Here's Legislation That Would Prevent The EpiPen Price Increase & Monopolies Like It

by Becky Bracken

Parents of kids with extreme allergies weren't surprised to hear and see the headlines that the price of an EpiPen had skyrocketed over the last few years. The reason? A monopoly allowed Mylan, the company that makes the EpiPen, to set almost any price it chose and still maintain its customer base. Is there legislation that could prevent the EpiPen price increase and monopolies like the one that made the EpiPen price controversy possible? Vermont Sen. Bernie Sanders has already laid the groundwork.

Mylan released a statement clarifying its position:

Mylan has worked to help patients with commercial insurance pay as little as $0 for EpiPen Auto-Injector using the My EpiPen Savings Card. In 2015, this resulted in nearly 80% of these patients paying nothing out of pocket for their EpiPen Auto-Injector. However, as the health insurance environment has evolved, driven by the implementation of the Affordable Care Act, patients and families enrolled in high deductible health insurance plans, who are uninsured, or who pay cash at the pharmacy, have faced higher costs for their medicine.

People in the Unites States pay more than any other nation for prescription drugs. Part of the problem, according to the Wall Street Journal, is that prices for drugs in the U.S. are "shrouded in mystery, obscured by confidential rebates, multiple middlemen and the strict guarding of trade secrets."

And this mystery and confusion within the system is exactly what Mylan CEO Heather Bresch told CNBC on Thursday "frustrated" her too about her business:

The patient is paying twice. They're paying full retail price at the counter, and they're paying higher premiums on their insurance. It was never intended that a consumer, that the patients would be paying list price, never. The system wasn't built for that.

She continued to offer her own observations about what's driving up the price of drugs: "My frustration is there's a list price of $608," Bresch. There are "four or five hands that the product touches and companies that it goes through before it ever gets to that patient at the counter."

Now that the EpiPen pricing controversy has brought the issue to the public's attention, perhaps this is an opportunity to pass legislation that would improve transparency, boost competition, and, as a result, drive down prices.

Minnesota Sen. Amy Klobuchar sent a letter to the Federal Trade Commission asking them for policy recommendations to outlaw the conditions that created the EpiPen price issue, according to the Morning Consult:

This outrageous increase in the price of EpiPens is occurring at the same time that Mylan Pharmaceutical is exploiting a monopoly market advantage that has fallen into its lap. Patients all over the U.S. rely on these products, including my own daughter. Not only should the Judiciary Committee hold a hearing, the Federal Trade Commission should investigate these price increases immediately.

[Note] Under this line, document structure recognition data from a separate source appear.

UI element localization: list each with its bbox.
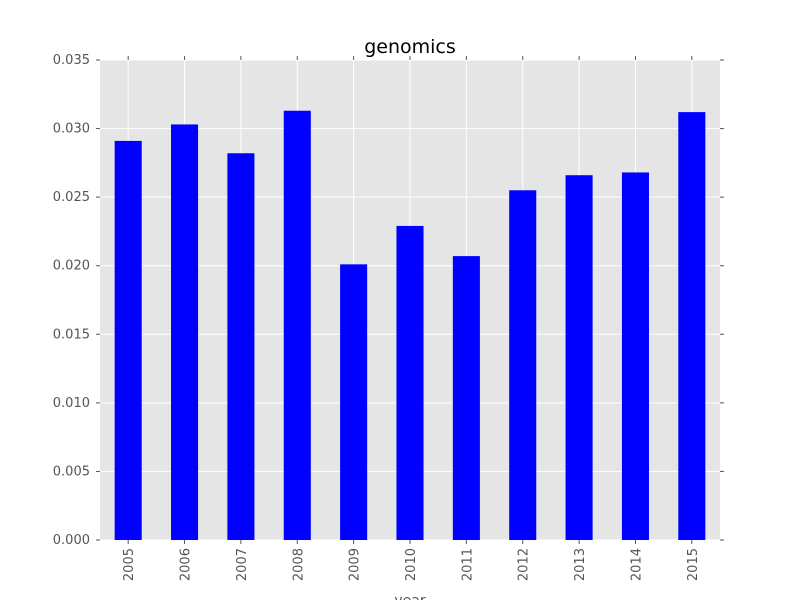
bar-2009 bbox=[340, 264, 368, 540]
y-tick-label: 0.005 bbox=[53, 464, 90, 479]
bar-2011 bbox=[452, 256, 480, 540]
x-tick-label: 2010 bbox=[404, 548, 419, 581]
y-tick-label: 0.000 bbox=[53, 533, 90, 548]
bar-2013 bbox=[565, 175, 593, 540]
x-tick-label: 2014 bbox=[629, 548, 644, 581]
x-tick-label: 2009 bbox=[348, 548, 363, 581]
x-tick-label: 2011 bbox=[460, 548, 475, 581]
y-tick-label: 0.035 bbox=[53, 53, 90, 68]
x-tick-label: 2015 bbox=[686, 548, 701, 581]
x-tick-label: 2007 bbox=[235, 548, 250, 581]
bar-2012 bbox=[509, 190, 537, 541]
bar-2014 bbox=[621, 172, 649, 540]
bar-2010 bbox=[396, 225, 424, 540]
bar-2005 bbox=[114, 140, 142, 540]
x-tick-label: 2012 bbox=[517, 548, 532, 581]
y-tick-label: 0.025 bbox=[53, 190, 90, 205]
x-tick-label: 2005 bbox=[122, 548, 137, 581]
x-tick-label: 2013 bbox=[573, 548, 588, 581]
bars bbox=[114, 110, 706, 541]
bar-2015 bbox=[678, 112, 706, 540]
x-axis-label: year bbox=[394, 593, 425, 600]
y-tick-label: 0.015 bbox=[53, 327, 90, 342]
axis-tick-labels: 0.000 0.005 0.010 0.015 0.020 0.025 0.030 0.035… bbox=[53, 53, 701, 581]
y-tick-label: 0.030 bbox=[53, 122, 90, 137]
x-tick-label: 2008 bbox=[291, 548, 306, 581]
x-tick-label: 2006 bbox=[179, 548, 194, 581]
y-tick-label: 0.010 bbox=[53, 396, 90, 411]
bar-2006 bbox=[171, 124, 199, 540]
chart-title: genomics bbox=[364, 36, 456, 58]
bar-2007 bbox=[227, 153, 255, 540]
axis-ticks bbox=[96, 56, 724, 544]
bar-2008 bbox=[283, 110, 311, 540]
y-tick-label: 0.020 bbox=[53, 259, 90, 274]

But Klobuchar and others only need to look to legislative propositions from Sen. Bernie Sanders for answers.

On his site, Sanders suggests several legislative fixes to the problem, including dropping a ban against Medicare leveraging its huge buying power to negotiate lower prices with drug companies. He also wants to beef up competition by making it easier to import cheaper drugs from Canada.

EpiPens currently cost more than $600 for a 2-pack here in the U.S., but just around $100 in Canada, according to CKOM. This is something Sanders has advocated for many years. According to BernieSanders.com:

In 1999, Sanders became the first Member of Congress to take a busload of Americans across the border into Canada to purchase prescription drugs. Americans should not have to pay higher prices for the exact same drugs than our Canadian neighbors simply because Congress is bought and paid for by the powerful pharmaceutical industry.

Sanders also recommends increasing pricing transparency through legislation that would "Require drug companies to publicly report information that affects drug pricing," according to his site.

The problems that led to Mylan's ability to gouge customers have been around for years, and there is legislation that could be passed to fix the system. The only question is whether the attention brought to the issue through this EpiPen pricing uproar will create the political will to make it happen.